Nuestro reto como Nación y generación es impedir que el resentimiento se globalice, pero también que conduzca a México a su propio infierno.

Lo fácil con Trump es contestar insultos con insolencias, cerrazón con  necedad y muros con trincheras. Lo difícil es entender que franjas importantes de estadounidenses están enfermas de resentimiento, odio y temor. El problema de los imperios que sueñan regir al mundo es su incapacidad de procesar sus propias contradicciones. La fortaleza exterior -diría mi mamá: el candil de la calle-, les impide ver las debilidades de su basamento social, la obscuridad en casa. Hoy, conflictos no resueltos desde el nacimiento de esa gran nación hacen telúrica erupción en una sociedad que, parece, solo vive de y para el resentimiento, porque sus verdaderos desencuentros son entre ellos mismos.

Mi padre siempre dijo que el trabajo político no se ve ni se siente hasta que falta; cuando la argamasa de la convivencia pacífica y civilizada se ha fracturado; cuando por sobre las libertades, la ley y el orden reina el caos; cuando no hay autoridad que prevalezca, ni confianza que subsista.

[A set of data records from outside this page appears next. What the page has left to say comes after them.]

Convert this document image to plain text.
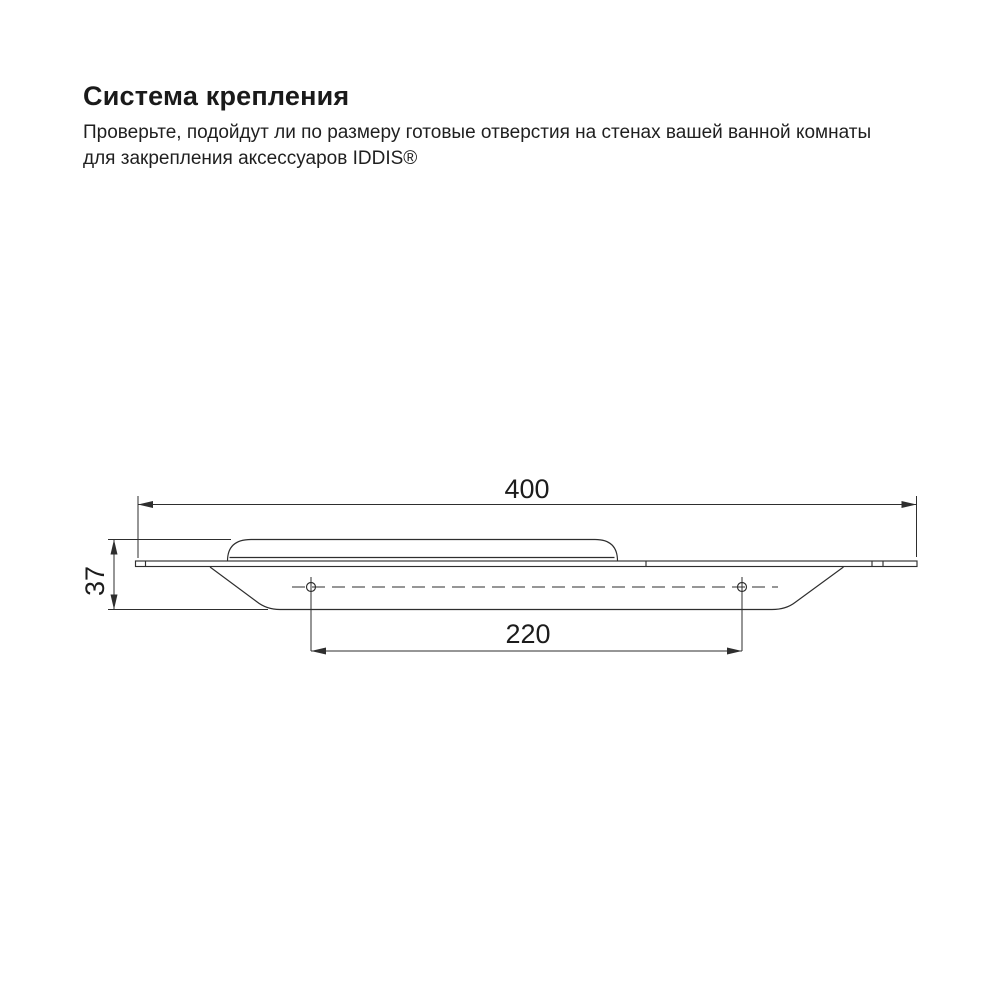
Система крепления
Проверьте, подойдут ли по размеру готовые отверстия на стенах вашей ванной комнаты
для закрепления аксессуаров IDDIS®
400
37
220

Estados Unidos y el mundo están urgidos de política, entendida como el espacio en torno al cual lo diverso se embraga, los desencuentros logran concurrir y la convivencia se expresa en acción común y vida civilizada. Desgraciadamente los hombres y mujeres que han arribado al poder del vecino país parecen más dotados para erigir muros que para tender puentes, empezando con relación a su propia población.

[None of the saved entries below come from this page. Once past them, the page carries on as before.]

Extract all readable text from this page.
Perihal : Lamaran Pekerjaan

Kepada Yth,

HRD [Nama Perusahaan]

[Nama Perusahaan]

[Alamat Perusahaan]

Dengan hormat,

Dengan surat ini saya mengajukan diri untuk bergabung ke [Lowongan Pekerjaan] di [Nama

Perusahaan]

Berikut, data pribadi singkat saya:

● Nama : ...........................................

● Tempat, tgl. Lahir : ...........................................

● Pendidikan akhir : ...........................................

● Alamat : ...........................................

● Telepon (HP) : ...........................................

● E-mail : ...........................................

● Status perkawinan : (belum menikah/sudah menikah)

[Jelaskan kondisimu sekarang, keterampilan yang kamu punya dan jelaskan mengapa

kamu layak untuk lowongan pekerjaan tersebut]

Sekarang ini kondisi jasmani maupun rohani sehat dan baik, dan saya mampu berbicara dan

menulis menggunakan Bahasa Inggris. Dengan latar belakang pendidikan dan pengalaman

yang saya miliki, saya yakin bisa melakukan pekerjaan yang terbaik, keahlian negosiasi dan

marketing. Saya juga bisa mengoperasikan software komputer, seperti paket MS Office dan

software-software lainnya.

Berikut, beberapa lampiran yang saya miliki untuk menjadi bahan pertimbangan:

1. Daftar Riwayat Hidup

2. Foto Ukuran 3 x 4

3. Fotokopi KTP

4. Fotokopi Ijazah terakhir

Las declaraciones de Stephen Miller contra el control constitucional y el equilibrio de poderes, amenazando con un poder presidencial incuestionable, son dignas de la Alemania Nazi o la Rusia Estalinista. 

“La autoridad, regresando a Antonio Caso, no puede radicar sólo en la fuerza. La fuerza, por más fuerte que sea, es sólo un hecho, no un derecho. La sumisión a los hechos no es una actitud moral ni jurídica. El derecho concuerda con la autoridad. La autoridad es un concepto moral y jurídico.” Lo es también político. El Estado no es otra cosa que la Nación políticamente organizada; “el pueblo en movimiento”, decía Marx. Y la Nación, al decir de Renan, es “el plebiscito de todos los días”. En otras palabras, lo que a Trump le falta aprender es que uno manda hasta que lo dejan de obedecer y que el mando sin sujeción a la ley es arbitrariedad.

Pero vayamos a nuestra esquina, que aquí los resentimientos no cantan mal las rancheras. Lo peor que nos puede suceder es que la moral y el gobierno de los resentimientos y odios de nuestro vecino contagie en nosotros pasiones similares.
Estados Unidos no es Trump. La geografía nos soldó en una vecindad indisoluble. Entre nuestros pueblos no cabe el divorcio. No existe muro que quiebre el macizo continental. La historia nos une en futuro: hay lazos geográficos, políticos, históricos, económicos, sociales y culturales que nos encadenan sin solución. De lo único que sí podemos desencadenarnos es de los resentimientos que en otros tiempos han hecho de nuestra vecindad un infierno.

Aunque parezca locura, Estados Unidos no merece que le paguemos con el mismo trato, ni nos conviene bajar al nivel de las trumpadas. En esta hora del descontento norteamericano, la mano amiga y comprensiva podrá más que el puño cerrado y que el valiente de cantina. Nuevamente Caso: “No se podrá salir nunca de los límites del egoísmo, ante dos egoísmos diferentes en la especie, pero idénticos en el género, que alegan por su propio ser vital.”

Pero por sobre todo, veámonos en su espejo para evitar su fario, porque el resentimiento no sólo se puede constituir en moral, también en voto. Quien ganó en estados Unidos fue el resentimiento, no la razón.

Hitler llegó democráticamente al poder y acreditó que el voto popular no garantiza por sí sólo gobernabilidad democrática, libertades y Estado de Derecho.

Que el populismo norteamericano refrene en nosotros la tentación de encadenar nuestro futuro al odio. Cuidémonos de no pavimentar con el resentimiento hecho voto el camino al infierno vía populismos disfrazados de nacionalismo miope.